CCDC61 Inhibitors

The chemical class of CCDC61 inhibitors presents a range of compounds that directly or indirectly impact its functions in identical protein binding, microtubule binding, centriole assembly, and mitotic spindle assembly. Colchicine acts as a direct inhibitor by disrupting microtubule binding, impacting CCDC61's role in centriole assembly and mitotic spindle assembly. Paclitaxel, though indirect, stabilizes microtubules, affecting CCDC61's microtubule binding and influencing centriole assembly. Nocodazole, a direct inhibitor, depolymerizes microtubules, disrupting CCDC61's microtubule binding activity and impacting centriole assembly. Vinblastine indirectly inhibits CCDC61 by disrupting microtubule dynamics, influencing centriole assembly and mitotic spindle assembly. Griseofulvin acts as a direct inhibitor by inhibiting microtubule formation, affecting CCDC61's role in centriole assembly and mitotic spindle assembly. Colcemid indirectly inhibits CCDC61 by preventing microtubule polymerization, impacting its microtubule binding activity and influencing centriole assembly. Epothilone B directly promotes microtubule stabilization, disrupting CCDC61's microtubule binding and affecting centriole assembly. Podophyllotoxin, though indirect, disrupts microtubule dynamics, influencing CCDC61's microtubule binding and impacting centriole assembly.
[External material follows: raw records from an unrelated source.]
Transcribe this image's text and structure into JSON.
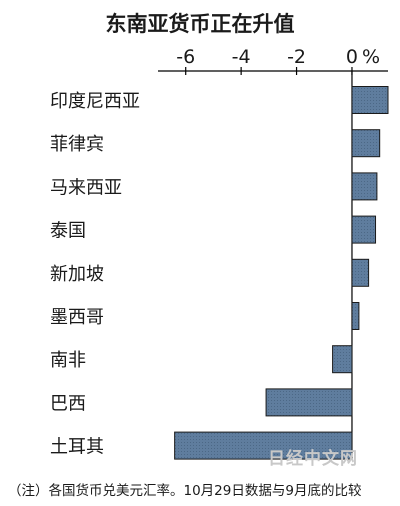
{
  "chart_data": {
    "type": "bar",
    "orientation": "horizontal",
    "title": "东南亚货币正在升值",
    "unit_label": "%",
    "categories": [
      "印度尼西亚",
      "菲律宾",
      "马来西亚",
      "泰国",
      "新加坡",
      "墨西哥",
      "南非",
      "巴西",
      "土耳其"
    ],
    "values": [
      1.3,
      1.0,
      0.9,
      0.85,
      0.6,
      0.25,
      -0.7,
      -3.1,
      -6.4
    ],
    "xlim": [
      -7,
      1.3
    ],
    "ticks": [
      -6,
      -4,
      -2,
      0
    ],
    "tick_labels": [
      "-6",
      "-4",
      "-2",
      "0"
    ],
    "bar_color": "#5f7d9e",
    "axis_position": "top",
    "grid": false,
    "legend": "none"
  },
  "footnote": "（注）各国货币兑美元汇率。10月29日数据与9月底的比较",
  "watermark": "日经中文网"
}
Vinorelbine, a direct inhibitor, interferes with microtubule dynamics, disrupting CCDC61's role in centriole assembly and mitotic spindle assembly. Docetaxel acts indirectly by promoting microtubule stabilization, impacting CCDC61's microtubule binding and influencing centriole assembly. Vinflunine directly disrupts microtubule dynamics, affecting CCDC61's microtubule binding and influencing centriole assembly. Thiabendazole indirectly inhibits CCDC61 by interfering with microtubule polymerization, impacting its microtubule binding activity and influencing centriole assembly. These inhibitors collectively contribute to our understanding of CCDC61's intricate role in cellular processes and offer potential avenues for further research into its functions and implications in cellular organization and division. The chemical class of CCDC61 inhibitors provides a valuable framework for investigating the regulatory mechanisms associated with identical protein binding, microtubule binding, centriole assembly, and mitotic spindle assembly.